De dagelijkse ‘moordsnelheid’ (kill rate) van roofinsecten en parasitoieden blijkt een bruikbaar criterium; om te bepalen welke natuurlijke vijanden het meest effectief optreden tegen plaagsoorten. Tot die conclusie komt een wereldwijd onderzoeksteam onder leiding van hoogleraar entomologie Joop van Lenteren van Wageningen University & Research.
De onderzoekers keken naar ‘moordsnelheden’ van zes soorten roofinsecten en zeven soorten parasitoieden; op een kleine nachtvlinder die bekend staat als de tomatenmineermot de Tuta absoluta. De ‘kill rate’ van roofinsect Nesidiocoris tenuis en parasitoied Necremnus tutae laat zien dat dit voldoende is om de tomatenmineermot te kunnen beheersen.
Effectieve biologische bestrijders
Wetenschappers die biologische plaagbestrijding bestuderen, gebruiken inzichten van ecologen over de regulatie van populaties. Ze passen deze toe in de bestrijding van schadelijke organismen. Dat doen ze door een natuurlijke vijand los te laten in het gewas die daar het plaagorganisme terugdringt.
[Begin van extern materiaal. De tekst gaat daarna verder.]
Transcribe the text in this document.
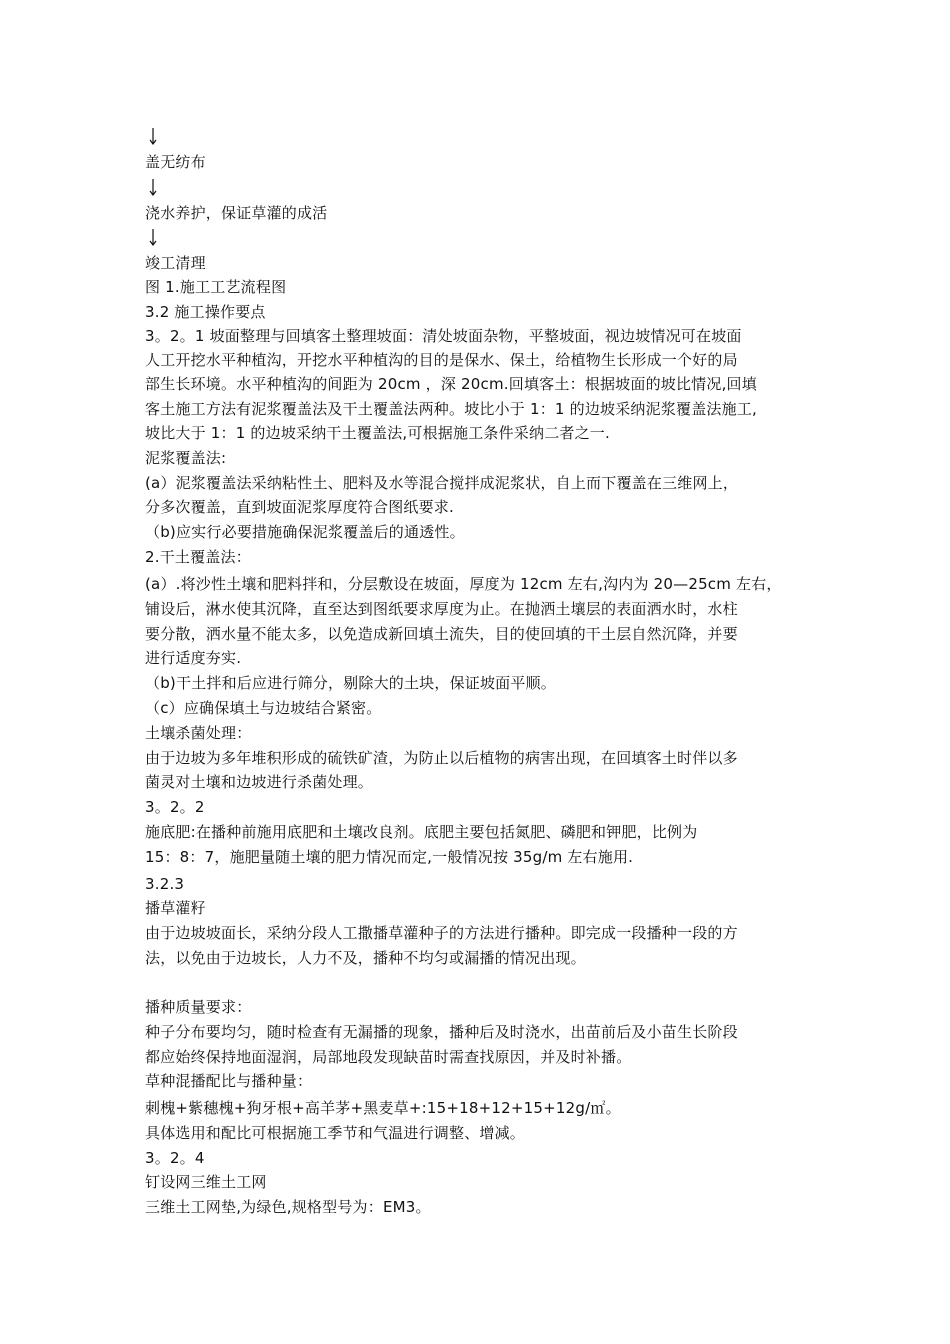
盖无纺布
浇水养护，保证草灌的成活
竣工清理
图 1.施工工艺流程图
3.2 施工操作要点
3。2。1 坡面整理与回填客土整理坡面：清处坡面杂物，平整坡面，视边坡情况可在坡面
人工开挖水平种植沟，开挖水平种植沟的目的是保水、保土，给植物生长形成一个好的局
部生长环境。水平种植沟的间距为 20cm ，深 20cm.回填客土：根据坡面的坡比情况,回填
客土施工方法有泥浆覆盖法及干土覆盖法两种。坡比小于 1：1 的边坡采纳泥浆覆盖法施工,
坡比大于 1：1 的边坡采纳干土覆盖法,可根据施工条件采纳二者之一.
泥浆覆盖法:
(a）泥浆覆盖法采纳粘性土、肥料及水等混合搅拌成泥浆状，自上而下覆盖在三维网上，
分多次覆盖，直到坡面泥浆厚度符合图纸要求.
（b)应实行必要措施确保泥浆覆盖后的通透性。
2.干土覆盖法：
(a）.将沙性土壤和肥料拌和，分层敷设在坡面，厚度为 12cm 左右,沟内为 20—25cm 左右，
铺设后，淋水使其沉降，直至达到图纸要求厚度为止。在抛洒土壤层的表面洒水时，水柱
要分散，洒水量不能太多，以免造成新回填土流失，目的使回填的干土层自然沉降，并要
进行适度夯实.
（b)干土拌和后应进行筛分，剔除大的土块，保证坡面平顺。
（c）应确保填土与边坡结合紧密。
土壤杀菌处理：
由于边坡为多年堆积形成的硫铁矿渣，为防止以后植物的病害出现，在回填客土时伴以多
菌灵对土壤和边坡进行杀菌处理。
3。2。2
施底肥:在播种前施用底肥和土壤改良剂。底肥主要包括氮肥、磷肥和钾肥，比例为
15：8：7，施肥量随土壤的肥力情况而定,一般情况按 35g/m 左右施用.
3.2.3
播草灌籽
由于边坡坡面长，采纳分段人工撒播草灌种子的方法进行播种。即完成一段播种一段的方
法，以免由于边坡长，人力不及，播种不均匀或漏播的情况出现。
播种质量要求：
种子分布要均匀，随时检查有无漏播的现象，播种后及时浇水，出苗前后及小苗生长阶段
都应始终保持地面湿润，局部地段发现缺苗时需查找原因，并及时补播。
草种混播配比与播种量：
刺槐+紫穗槐+狗牙根+高羊茅+黑麦草+:15+18+12+15+12g/㎡。
具体选用和配比可根据施工季节和气温进行调整、增减。
3。2。4
钉设网三维土工网
三维土工网垫,为绿色,规格型号为：EM3。
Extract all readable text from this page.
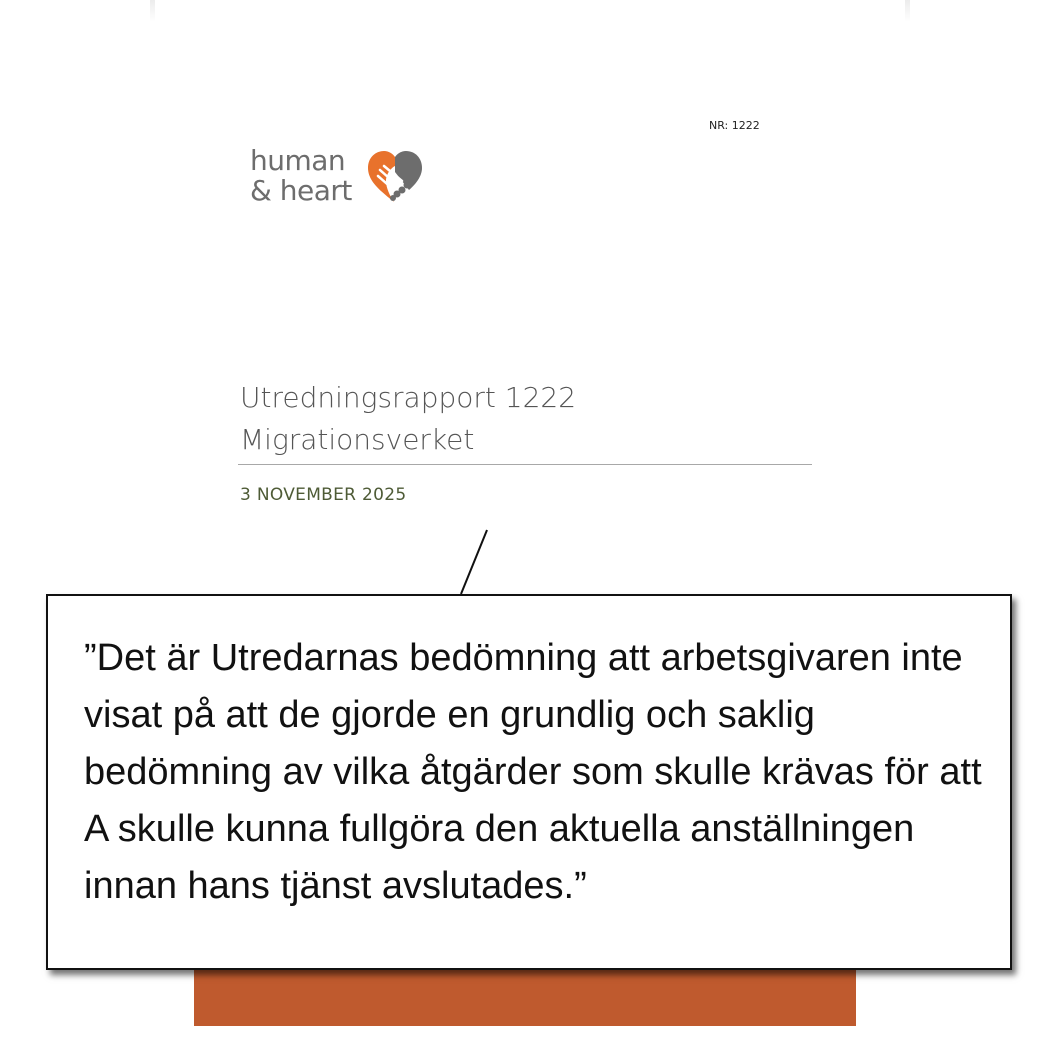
NR: 1222
human
& heart
Utredningsrapport 1222
Migrationsverket
3 NOVEMBER 2025

”Det är Utredarnas bedömning att arbetsgivaren inte visat på att de gjorde en grundlig och saklig bedömning av vilka åtgärder som skulle krävas för att A skulle kunna fullgöra den aktuella anställningen innan hans tjänst avslutades.”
Tuta absoluta verspreidt zich sinds de plaag in 2006 voor het eerst in Europa opdook, snel over de wereld. De rups van Tuta absoluta beschadigt de tomatenbladeren en kan ook de tomaten zelf aantasten. Chemische bestrijding is lastig vanwege de kans op snelle resistentie van Tuta absoluta door de noodzakelijke frequente bespuitingen met gewasbeschermingsmiddelen.
Maar welke biologische bestrijding werkt het best? Een plaag zoals deze heeft vaak tientallen tot honderden soorten natuurlijke vijanden. Het is dan lastig om de meest effectieve bestrijder te vinden.
‘Moordsnelheid’ als selectiecriterium
Een criterium zoals ‘moordsnelheid’ kan helpen om tot een geschikte natuurlijke bestrijder te komen, zo blijkt uit berekeningen van het onderzoeksteam. De (dagelijkse) ‘moordsnelheid’ is het gemiddelde dagelijkse aantal doden van de plaag door toedoen van een natuurlijke vijand. Op basis van de gegevens over ‘moordsnelheid’, en criteria die te maken hebben met kenmerken van de natuurlijke vijanden, kunnen zeker honderdtachtig van de tweehonderd kandidaten die geïnventariseerd zijn, geschrapt zijn als effectieve bestrijder van Tuta absoluta.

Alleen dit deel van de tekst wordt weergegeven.